La question agricole cristallise les tensions
Au micro de France Culture, le journaliste Jean-Marc Chardon explique l’objectif d’un tel accord : “faciliter les relations commerciales en abaissant les barrières douanières, tarifaires, non tarifaires aussi, les normes, et d’une manière générale les formalités administratives” . La Commission européenne estime qu’il devrait “permettre aux exportateurs européens d’économiser quelque 4 milliards d’euros de droits de douane par an” . En retour, les marchés européens s’ouvriraient également aux pays du Mercosur. Mais sous quelles conditions ? Aujourd’hui, le “principal point de blocage” porte sur “la question agricole” [Marianne].
Les pays du Mercosur espèrent en effet “une plus grande ouverture du marché européen aux produits de leur agriculture” . La Commission européenne prévoyait déjà en décembre la possibilité d’une réduction des droits de douanes pour “70 000 tonnes de bœuf” sud-américain. Un plafond peu satisfaisant pour le Mercosur, qui a conduit la Commission a “relever son offre, en proposant d’autoriser l’exportation de 99 000 tonnes de bœuf” [Marianne].

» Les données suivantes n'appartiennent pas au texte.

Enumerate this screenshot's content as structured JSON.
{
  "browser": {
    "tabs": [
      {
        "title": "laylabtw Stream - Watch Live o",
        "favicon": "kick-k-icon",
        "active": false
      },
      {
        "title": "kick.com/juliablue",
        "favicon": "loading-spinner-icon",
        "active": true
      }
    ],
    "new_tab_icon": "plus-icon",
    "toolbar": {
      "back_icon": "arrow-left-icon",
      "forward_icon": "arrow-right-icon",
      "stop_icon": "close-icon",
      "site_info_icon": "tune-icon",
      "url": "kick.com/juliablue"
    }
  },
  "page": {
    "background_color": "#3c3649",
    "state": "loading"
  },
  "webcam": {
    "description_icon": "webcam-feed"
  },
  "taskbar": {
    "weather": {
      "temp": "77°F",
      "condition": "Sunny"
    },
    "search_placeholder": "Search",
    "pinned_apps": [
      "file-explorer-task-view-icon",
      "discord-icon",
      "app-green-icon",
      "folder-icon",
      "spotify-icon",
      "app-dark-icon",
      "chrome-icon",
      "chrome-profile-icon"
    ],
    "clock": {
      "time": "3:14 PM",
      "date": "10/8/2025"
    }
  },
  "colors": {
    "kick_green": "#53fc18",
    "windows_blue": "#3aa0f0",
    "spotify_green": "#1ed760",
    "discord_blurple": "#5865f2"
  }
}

Un “cauchemar” pour les éleveurs français
Or, “selon certains éleveurs” ces importations massives “entraîner[ont] une baisse des prix” [France Info]. Car si les nombreuses “normes sanitaires et sécuritaires européennes” permettent de “protéger les consommateurs” et les employés, “elles sont aussi coûteuses, et ne permettent pas de vendre à des tarifs aussi bas que certains producteurs étrangers” . Cela obligerait les éleveurs “soit à perdre [leurs] marchés” , soit à “aligner” leurs prix [Le Parisien]. Même inquiétude du côté des céréaliers : le ” président de l’AGPB (producteurs de blé)” , Philippe Pinta, a déclaré dans un communiqué : “les contingents d’importation sans droit de douanes, proposés en blé et maïs, entraîneront une nouvelle chute des prix européens” [Le Point].
“L’autre inquiétude de la profession concerne les normes, moins exigeantes en Amérique du Sud pour la nourriture, les antibiotiques ou les abattoirs” [France Info]. Dans un communiqué, la Fédération nationale des syndicats d’exploitants agricoles (FNSEA) dénonce une contradiction : “Comment peut-on promouvoir l’engagement dans la transition écologique en France, une sécurité sanitaire irréprochable et ‘en même temps’, autoriser des importations de produits dont les méthodes de production sont interdites en France” [Marianne].
Retour en arrière peu probable
Pour Jean-Marc Chardon, il paraît cependant improbable que ces manifestations fassent “échouer la signature d’un accord qui est censé bénéficier à l’ensemble des pays membres” . Car “à l’exception des [éleveurs] irlandais” , les Français ne bénéficient pas du “renfort des agriculteurs d’autres pays de l’Union” . Seule perspective de compensation : l’ouverture d’autres marchés. La Chine s’est ainsi “engagée à lever l’embargo sur le bœuf européen, [de même] que le Japon et la Turquie” [France Culture].
La France aurait également la possibilité de “faire le forcing auprès des autorités de Bruxelles” , mais elle a “d’autres intérêts dans la balance” . Le grand gagnant de ces accords serait ainsi le secteur de “l’automobile” français, auquel s’ajoutent “les exportations de cosmétiques, [de] produits chimiques, mais aussi [de] vins et spiritueux” venues de l’Hexagone [France Culture].